Ashby map of the damage tolerance of materials. Arrow indicates the combination of toughness and strength potentially accessible to metallic glasses extends beyond the traditional limiting ranges towards levels previously inaccessible to any material. Filled star: data for new metallic glass. X: data for other metallic glasses (three Fe-based glasses, two Zr-based glasses a Ti-based glass and a Pt-based glass). O: data for ductile-phase-reinforced metallic glasses. Yield-strength data shown for oxide glasses and ceramics represent ideal limits. (Credit: Nature Materials/Robert Ritchie.)

If you do a Google search (admittedly not very scientific) for “world’s strongest material” and “world’s toughest material,” among the results graphene and spider silk tend to rank the highest, respectively. If you expand your efforts to search for materials that are both strong and exhibit fracture toughness, you start finding a variety mentioned, including silicon carbide (and several other engineering ceramics),  Ni/Ti alloys (and other engineering metals) and metallic glasses.

Engineering ceramics are hard to beat on the strength scale. They are scratch resistant and difficult to bend. However, they suffer from a tendency to brittleness. Some engineering metals tend to have higher numbers for combination of both strength and fracture toughness than engineering ceramics. However, even these metals’ toughness come with a price: a tendency to malleability.

But now a group of researchers from Caltech, Lawrence Berkeley National Lab and University of California, Berkeley report in a new paper in Nature Materials that they have found a new composition for a highly damage-tolerant  glass — a metallic glass — that is tougher and stronger than Ni and Ti alloys – that apparently make it the toughest, strongest material ever made. Furthermore, their insights suggest even stronger, tougher materials aren’t too far down the road.

The search for materials that suppress fractures while maintaining high strength can be difficult because these two properties are, generally speaking, mutually exclusive. Fracture-tough crystalline materials resist crack expansions because of plastic shielding (think of tiny areas of “shear” bands of the material sliding by each other) ahead of the crack. But, because this shielding doesn’t require much energy, its easy for it to occur, thus decreasing its overall strength.

Conversely, noncrystalline (i.e., amorphous or glass) materials tend to strongly resist the development of openings, but lack the mobile microstructures to employ plastic shielding. So, once an opening does develop, a crack can readily expand to the point of failure (brittleness).

As a result, scientists and engineers are faced with the dilemma of the trade-off between strength and toughness. Previously, metallic glass compositions had been investigated and found to have shear band-forming properties, but under strain a single shear band would often form and grow extensively, resulting in major material failure.

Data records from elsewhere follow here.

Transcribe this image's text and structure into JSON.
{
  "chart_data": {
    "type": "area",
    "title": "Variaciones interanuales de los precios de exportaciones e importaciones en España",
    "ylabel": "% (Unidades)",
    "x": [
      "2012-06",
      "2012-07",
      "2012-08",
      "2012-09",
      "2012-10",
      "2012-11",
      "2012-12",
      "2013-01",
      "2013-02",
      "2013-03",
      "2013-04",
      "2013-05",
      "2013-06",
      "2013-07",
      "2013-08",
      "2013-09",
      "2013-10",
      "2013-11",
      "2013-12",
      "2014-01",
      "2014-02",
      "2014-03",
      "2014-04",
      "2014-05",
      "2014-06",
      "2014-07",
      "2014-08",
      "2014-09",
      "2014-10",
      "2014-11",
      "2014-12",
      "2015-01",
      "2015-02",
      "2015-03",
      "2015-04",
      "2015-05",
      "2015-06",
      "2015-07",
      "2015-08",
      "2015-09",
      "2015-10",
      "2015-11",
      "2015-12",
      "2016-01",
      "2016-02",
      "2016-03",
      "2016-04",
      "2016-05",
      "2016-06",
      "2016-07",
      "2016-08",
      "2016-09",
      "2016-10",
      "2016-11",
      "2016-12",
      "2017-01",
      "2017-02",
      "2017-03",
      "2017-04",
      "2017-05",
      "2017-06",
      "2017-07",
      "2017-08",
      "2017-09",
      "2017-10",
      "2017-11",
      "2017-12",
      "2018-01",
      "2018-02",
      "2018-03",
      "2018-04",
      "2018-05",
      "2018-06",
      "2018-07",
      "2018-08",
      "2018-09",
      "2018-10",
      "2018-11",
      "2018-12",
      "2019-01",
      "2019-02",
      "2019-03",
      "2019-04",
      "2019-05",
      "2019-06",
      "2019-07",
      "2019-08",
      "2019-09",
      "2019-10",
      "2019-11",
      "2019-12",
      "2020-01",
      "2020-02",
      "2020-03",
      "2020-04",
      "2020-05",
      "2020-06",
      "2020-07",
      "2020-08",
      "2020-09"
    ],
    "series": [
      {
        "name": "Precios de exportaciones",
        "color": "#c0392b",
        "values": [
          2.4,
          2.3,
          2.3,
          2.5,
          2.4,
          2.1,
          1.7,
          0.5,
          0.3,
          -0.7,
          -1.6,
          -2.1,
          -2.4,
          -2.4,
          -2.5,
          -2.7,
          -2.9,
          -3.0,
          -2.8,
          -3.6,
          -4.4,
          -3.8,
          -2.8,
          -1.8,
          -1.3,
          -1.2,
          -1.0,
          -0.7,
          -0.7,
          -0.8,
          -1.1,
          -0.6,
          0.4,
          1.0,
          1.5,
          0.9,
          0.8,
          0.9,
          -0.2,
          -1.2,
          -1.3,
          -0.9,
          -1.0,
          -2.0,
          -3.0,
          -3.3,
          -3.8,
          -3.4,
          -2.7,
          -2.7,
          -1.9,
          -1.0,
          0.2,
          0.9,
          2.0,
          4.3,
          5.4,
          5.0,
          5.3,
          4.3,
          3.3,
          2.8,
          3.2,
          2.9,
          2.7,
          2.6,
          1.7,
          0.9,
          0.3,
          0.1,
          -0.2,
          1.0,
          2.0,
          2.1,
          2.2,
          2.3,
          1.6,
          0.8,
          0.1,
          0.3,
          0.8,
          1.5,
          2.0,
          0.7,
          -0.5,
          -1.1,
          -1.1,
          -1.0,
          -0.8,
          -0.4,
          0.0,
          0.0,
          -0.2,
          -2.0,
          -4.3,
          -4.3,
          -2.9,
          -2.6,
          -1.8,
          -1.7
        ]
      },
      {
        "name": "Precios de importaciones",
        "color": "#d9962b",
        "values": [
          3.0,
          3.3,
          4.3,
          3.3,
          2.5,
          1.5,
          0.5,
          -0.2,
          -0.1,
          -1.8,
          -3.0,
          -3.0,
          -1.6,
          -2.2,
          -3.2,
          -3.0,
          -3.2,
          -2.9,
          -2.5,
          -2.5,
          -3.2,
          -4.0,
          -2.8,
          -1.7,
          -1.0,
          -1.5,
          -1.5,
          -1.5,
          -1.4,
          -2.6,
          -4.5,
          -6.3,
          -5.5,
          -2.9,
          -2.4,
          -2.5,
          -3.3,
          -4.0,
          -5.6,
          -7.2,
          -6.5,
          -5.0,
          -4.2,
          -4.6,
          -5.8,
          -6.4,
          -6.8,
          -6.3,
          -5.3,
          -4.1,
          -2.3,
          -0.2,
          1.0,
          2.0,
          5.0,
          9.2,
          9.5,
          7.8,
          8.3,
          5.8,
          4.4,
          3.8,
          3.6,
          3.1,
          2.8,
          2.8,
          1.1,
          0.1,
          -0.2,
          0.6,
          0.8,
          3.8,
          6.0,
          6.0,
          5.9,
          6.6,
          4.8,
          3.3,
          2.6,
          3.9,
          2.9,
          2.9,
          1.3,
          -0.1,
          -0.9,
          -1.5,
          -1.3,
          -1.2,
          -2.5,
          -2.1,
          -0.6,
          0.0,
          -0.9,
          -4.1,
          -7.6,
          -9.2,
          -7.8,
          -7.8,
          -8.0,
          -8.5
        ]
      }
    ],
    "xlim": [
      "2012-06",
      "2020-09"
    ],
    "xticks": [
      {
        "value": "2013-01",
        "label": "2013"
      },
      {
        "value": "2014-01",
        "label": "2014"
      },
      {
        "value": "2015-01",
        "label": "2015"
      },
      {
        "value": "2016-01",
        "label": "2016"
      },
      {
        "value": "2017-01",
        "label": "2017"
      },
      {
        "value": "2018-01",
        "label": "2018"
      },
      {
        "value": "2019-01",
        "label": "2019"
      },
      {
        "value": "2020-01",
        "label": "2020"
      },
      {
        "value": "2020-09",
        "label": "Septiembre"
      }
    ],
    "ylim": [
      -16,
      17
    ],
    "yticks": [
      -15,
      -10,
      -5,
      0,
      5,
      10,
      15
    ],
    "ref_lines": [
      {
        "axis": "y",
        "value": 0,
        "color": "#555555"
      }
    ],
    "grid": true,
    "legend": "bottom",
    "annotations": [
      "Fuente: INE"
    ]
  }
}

That’s what is so important about this group’s work: They achieve higher strength and higher toughness, successfully dodging the trade-off, by using a composition and process that creates a glass capable of multiple microscale shear bands when subjected to stress.

The important component of this new material is palladium. Researchers leverage the high bulk-to-shear stiffness ratio of palladium. ACerS Fellow Rob Ritchie, a professor at the university and materials scientist at LBL, explains, “Because of the high bulk-to-shear modulus ratio of the palladium containing material, the energy required to form shear bands is much lower than the energy required to turn these shear bands into cracks. The result is that glass undergoes extensive plasticity in response to stress, allowing it to bend rather than crack.”

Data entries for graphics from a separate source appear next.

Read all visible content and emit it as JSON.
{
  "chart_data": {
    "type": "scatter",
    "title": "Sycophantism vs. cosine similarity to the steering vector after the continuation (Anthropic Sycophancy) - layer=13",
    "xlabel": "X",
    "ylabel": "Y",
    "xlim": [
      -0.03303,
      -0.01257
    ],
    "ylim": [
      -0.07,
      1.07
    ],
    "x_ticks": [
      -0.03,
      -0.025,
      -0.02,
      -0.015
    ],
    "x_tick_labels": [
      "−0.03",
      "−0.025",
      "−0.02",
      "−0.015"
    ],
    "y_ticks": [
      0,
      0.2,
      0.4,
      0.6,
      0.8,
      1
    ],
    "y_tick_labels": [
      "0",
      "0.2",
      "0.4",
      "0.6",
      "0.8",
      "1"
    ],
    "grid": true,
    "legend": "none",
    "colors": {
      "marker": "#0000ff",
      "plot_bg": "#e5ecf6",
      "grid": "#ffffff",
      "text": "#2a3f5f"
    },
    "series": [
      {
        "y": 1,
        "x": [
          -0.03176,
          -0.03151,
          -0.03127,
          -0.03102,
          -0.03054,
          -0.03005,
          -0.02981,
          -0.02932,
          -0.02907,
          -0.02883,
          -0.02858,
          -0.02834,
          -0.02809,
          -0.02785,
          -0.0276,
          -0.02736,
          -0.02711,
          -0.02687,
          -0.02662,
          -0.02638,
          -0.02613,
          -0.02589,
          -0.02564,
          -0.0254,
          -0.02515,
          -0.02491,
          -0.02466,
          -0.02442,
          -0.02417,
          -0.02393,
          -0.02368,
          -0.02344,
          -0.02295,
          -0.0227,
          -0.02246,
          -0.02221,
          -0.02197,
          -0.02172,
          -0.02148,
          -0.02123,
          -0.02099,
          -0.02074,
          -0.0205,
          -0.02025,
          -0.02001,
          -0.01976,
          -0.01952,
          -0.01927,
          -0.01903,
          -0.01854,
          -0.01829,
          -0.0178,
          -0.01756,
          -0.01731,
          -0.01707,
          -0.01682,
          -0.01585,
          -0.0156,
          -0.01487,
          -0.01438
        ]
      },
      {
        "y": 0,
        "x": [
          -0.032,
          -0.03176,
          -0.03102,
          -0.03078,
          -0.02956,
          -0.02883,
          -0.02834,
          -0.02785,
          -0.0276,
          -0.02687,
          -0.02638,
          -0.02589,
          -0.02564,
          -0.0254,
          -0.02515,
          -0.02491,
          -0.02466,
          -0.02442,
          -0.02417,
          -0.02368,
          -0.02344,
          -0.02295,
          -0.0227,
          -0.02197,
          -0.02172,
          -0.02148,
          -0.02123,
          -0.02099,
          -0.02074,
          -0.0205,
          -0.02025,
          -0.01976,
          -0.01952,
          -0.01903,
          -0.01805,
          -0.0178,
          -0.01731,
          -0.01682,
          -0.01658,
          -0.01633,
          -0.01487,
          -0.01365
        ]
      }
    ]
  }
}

Ritchie acknowledges that finding this combination is a little counterintuitive. “You know,” he says, “who would have really imagined that we’d find these rare combinations of properties in a glass? It’s neither the strongest material nor the toughest material, but its the combination of toughness and strength, or damage tolerance, that’s key and that goes beyond the benchmark ranges established by the toughest and strongest materials known until now.”

Besides palladium, the glass contains phosphorous, silicon, germanium and silver (Pd79Ag3.5P6Si9.5Ge2). Marios Demetriou, one of the paper’s coauthors, has been able to make rods of the glass with diameters of six millimeters.

The researchers think this is only the beginning. Ritchie tells me that they know “this is a compositional thing, not a structural thing. We are looking at a lot of other compositions. We are fairly certain we didn’t just get lucky with our first composition. We are sure extensive plasticity can be induced in other metallic glasses and that even higher levels of damage resistance are accessible.”

But, don’t look for these materials in applications anytime in the near future. “Right now, these glasses are phenomenally expensive to make, and even so, we can only make them in small quantities. This is going to be an immature field for quite some time, and, as with a lot of potential structural materials, they will probably take decades to perfect and mature.”

Micrograph of deformed notch in palladium-based metallic glass shows extensive plastic shielding of an initially sharp crack. Inset is a magnified view of a shear offset (arrow) developed during plastic sliding before the crack opened. (Credit: Nature Materials/Maximilien Launey.)

Nature has a video of the shear bands/plastic shielding here.

Beside Ritchie and Demetriou, the paper’s authors include Maximelien Launey, Glenn Garrett, Joseph Schramm, Douglas Hoffman and William Johnson (who has been long associated with metallic glasses).